Scientific Name: Gopherus agassizii
The Desert Tortoise ranges between 9.25 and 14.5 inches in length. The hatchlings are significantly smaller, usually about the size of a silver dollar.
In captivity, the Desert Tortoise should feed primarily on grasses. They should also be offered things such as spineless prickly pear cactus, dark leafy green vegetables, grape leaves, and small amounts of alfalfa and cactus fruits and flowers. They can occasionally be given a treat of fruits such as berries and melons as well.
A Desert Tortoise in captivity should always have access to fresh, water in a shallow bowl. They do not drink often, but do require some water.
Desert Tortoises should be kept outdoors in a desert climate. They need direct sunlight, but also need plenty of shade to escape from the hot sun. If they must be kept indoors keep them in a spacious enclosure with heat lamps as well as full spectrum lighting. The enclosure should have a warm area and a cooler area, keeping heat lamps to one side helps to create the ideal environment.
Common throughout the Colorado, Sonoran, and Mojave Deserts
The Desert Tortoise is a moderately sized tortoise native throughout the Southwestern United States. The Desert Tortoise is now considered an endangered species and is rarely seen in the wild. Desert Tortoises are sometimes available for adoption to suitable homes, provided the owner does not wish to take the tortoise out of the desert climate.
The Desert Tortoise can live to between 30 and 70 years. They spend the majority of this time in burrows in the desert. They require very little water to drink and get most of what they need from the food they eat. In the wild, Desert Tortoises often drink only after a heavy rain, when they will drain a puddle of water. The water that they drink helps to flush out toxins in their bodies. They may have only one drink of water in an entire year.

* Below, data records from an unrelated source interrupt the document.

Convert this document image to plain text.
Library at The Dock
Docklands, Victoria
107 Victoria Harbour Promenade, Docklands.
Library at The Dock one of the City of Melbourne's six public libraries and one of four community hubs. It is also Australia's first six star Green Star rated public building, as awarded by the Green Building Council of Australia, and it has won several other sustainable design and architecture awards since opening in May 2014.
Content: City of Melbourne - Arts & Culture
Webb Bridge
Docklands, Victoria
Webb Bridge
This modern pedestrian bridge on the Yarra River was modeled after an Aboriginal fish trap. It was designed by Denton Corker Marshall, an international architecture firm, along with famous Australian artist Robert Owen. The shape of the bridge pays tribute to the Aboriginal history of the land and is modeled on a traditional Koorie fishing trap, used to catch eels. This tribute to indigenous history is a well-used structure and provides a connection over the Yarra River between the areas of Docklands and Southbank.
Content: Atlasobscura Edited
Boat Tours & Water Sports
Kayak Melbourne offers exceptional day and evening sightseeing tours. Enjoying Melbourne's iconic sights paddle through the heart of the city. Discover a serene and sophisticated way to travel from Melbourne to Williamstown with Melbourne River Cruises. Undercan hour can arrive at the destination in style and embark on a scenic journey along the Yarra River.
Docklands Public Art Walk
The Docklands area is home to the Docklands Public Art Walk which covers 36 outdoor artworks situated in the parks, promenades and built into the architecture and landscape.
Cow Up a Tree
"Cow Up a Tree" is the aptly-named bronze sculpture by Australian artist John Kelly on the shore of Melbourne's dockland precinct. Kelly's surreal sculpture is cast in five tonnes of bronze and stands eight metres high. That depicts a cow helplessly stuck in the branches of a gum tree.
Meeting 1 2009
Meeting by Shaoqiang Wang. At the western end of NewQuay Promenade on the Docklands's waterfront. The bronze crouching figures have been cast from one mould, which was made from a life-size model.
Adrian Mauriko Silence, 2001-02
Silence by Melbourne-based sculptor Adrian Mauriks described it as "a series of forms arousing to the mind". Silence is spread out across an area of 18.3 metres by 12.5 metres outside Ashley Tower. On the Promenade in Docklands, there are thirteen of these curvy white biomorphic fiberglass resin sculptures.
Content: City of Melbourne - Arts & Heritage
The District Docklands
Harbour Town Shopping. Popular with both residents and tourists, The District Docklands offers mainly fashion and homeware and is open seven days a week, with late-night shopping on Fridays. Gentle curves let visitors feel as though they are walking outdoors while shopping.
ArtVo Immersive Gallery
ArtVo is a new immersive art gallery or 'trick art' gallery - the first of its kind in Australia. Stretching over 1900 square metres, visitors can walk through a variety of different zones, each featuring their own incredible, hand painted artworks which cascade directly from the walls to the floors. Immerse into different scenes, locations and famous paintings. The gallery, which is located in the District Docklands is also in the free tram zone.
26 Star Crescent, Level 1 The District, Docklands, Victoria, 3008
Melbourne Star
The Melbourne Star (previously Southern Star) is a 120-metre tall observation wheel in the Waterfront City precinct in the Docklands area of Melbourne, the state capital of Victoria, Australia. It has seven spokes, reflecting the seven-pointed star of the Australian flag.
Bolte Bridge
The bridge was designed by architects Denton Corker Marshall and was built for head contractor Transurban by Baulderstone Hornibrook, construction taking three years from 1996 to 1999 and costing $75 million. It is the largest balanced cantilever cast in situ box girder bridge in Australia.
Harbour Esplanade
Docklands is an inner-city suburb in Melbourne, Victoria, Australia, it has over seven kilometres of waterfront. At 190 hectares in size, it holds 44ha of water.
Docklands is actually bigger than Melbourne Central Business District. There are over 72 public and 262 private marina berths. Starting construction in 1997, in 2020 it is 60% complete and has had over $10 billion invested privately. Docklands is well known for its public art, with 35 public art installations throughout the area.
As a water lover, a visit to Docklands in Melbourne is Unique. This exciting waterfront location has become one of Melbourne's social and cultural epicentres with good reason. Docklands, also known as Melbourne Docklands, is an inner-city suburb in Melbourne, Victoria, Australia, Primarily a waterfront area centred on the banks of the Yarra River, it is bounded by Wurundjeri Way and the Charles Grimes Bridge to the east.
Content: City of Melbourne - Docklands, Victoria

At one time, Desert Tortoises were common throughout the Colorado, Sonoran, and Mojave Deserts. These deserts are in California, Nevada, Utah, and Arizona. The population of the tortoises has decreased greatly since the 1970s. It is estimated that there are now 90% fewer tortoises in the wild than there once were. The reasons for this drastic decrease in population are many and include destruction of habitat, collection for the pet trade, and getting run over vehicles. They are also prone to an upper respiratory tract disease, which has only appeared recently and is usually fatal. Efforts are being made to conserve the Desert Tortoise's habitat. In some regions, such as Clark County, Nevada, "pick-up programs" are in effect. In this program Desert Tortoises that have been found in areas being developed are released in protected areas. Desert Tortoises
In the wild Desert Tortoises feed primarily on grasses, weeds, cactus and cactus fruits.